Job Duration Unusual Alert should be 'AG aware' to avoid false positives
We are using an AG for one of our instances.
As you would expect we have the same SQLAgent jobs created on both instances in this AG, but we only want the job to execute on the primary.
In SQLAgent the jobs on both nodes of the AG have a step at the beginning which checks to see if this is the primary instance.
If it is the primary instance it will proceed to step 2 and execute the rest of the job.
If it is not the primary instance the job will terminate.
This all works fine - however the Job Duration Unusual alert does not take AG failovers into consideration.
For example, we have a job that normally takes around 13 minutes to complete on the primary instance.

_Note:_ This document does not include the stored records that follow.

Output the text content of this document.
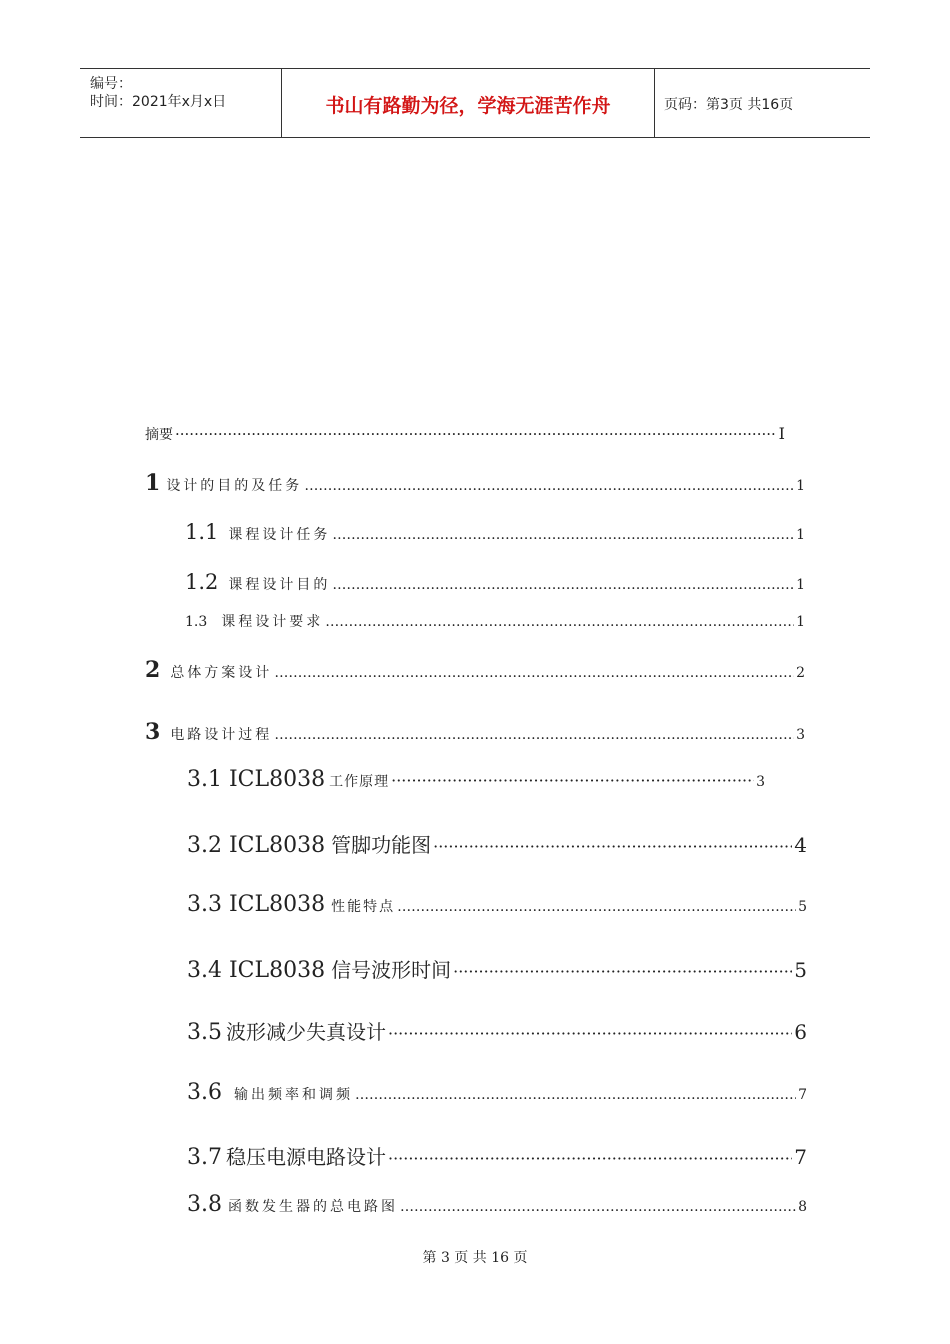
编号：
时间：2021年x月x日	书山有路勤为径，学海无涯苦作舟	页码：第3页 共16页
摘要 ·····	I
1 设计的目的及任务 …………………………………………………………………………………………………………………………………………………	1
1.1 课程设计任务 …………………………………………………………………………………………………………………………………………………	1
1.2 课程设计目的 …………………………………………………………………………………………………………………………………………………	1
1.3 课程设计要求 …………………………………………………………………………………………………………………………………………………	1
2 总体方案设计 …………………………………………………………………………………………………………………………………………………	2
3 电路设计过程 …………………………………………………………………………………………………………………………………………………	3
3.1 ICL8038 工作原理 ·····	3
3.2 ICL8038 管脚功能图 ·····	4
3.3 ICL8038 性能特点 …………………………………………………………………………………………………………………………………………………	5
3.4 ICL8038 信号波形时间 ·····	5
3.5 波形减少失真设计 ·····	6
3.6 输出频率和调频 …………………………………………………………………………………………………………………………………………………	7
3.7 稳压电源电路设计 ·····	7
3.8 函数发生器的总电路图 …………………………………………………………………………………………………………………………………………………	8
第 3 页 共 16 页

All the executions of the job on the secondary instance take less than 1 minute, as they are simply checking the AG then terminating.
After a failover, when this becomes the primary instance, they start taking 13 minutes.
But this alert uses the 1 minute executions in its calculation of the baseline, so is continually alerting us that the job is taking considerably longer than the baseline.
Is it possible for the Job Duration Unusual alerts to be aware of the AG and calculate its baseline based on the last 10 executions of the job on the primary instance, so that it uses an accurate baseline when calculating deviation from the norm?
An alternative to the above could be to make the Job Duration Unusual alert more configurable, as mentioned in a different suggestion.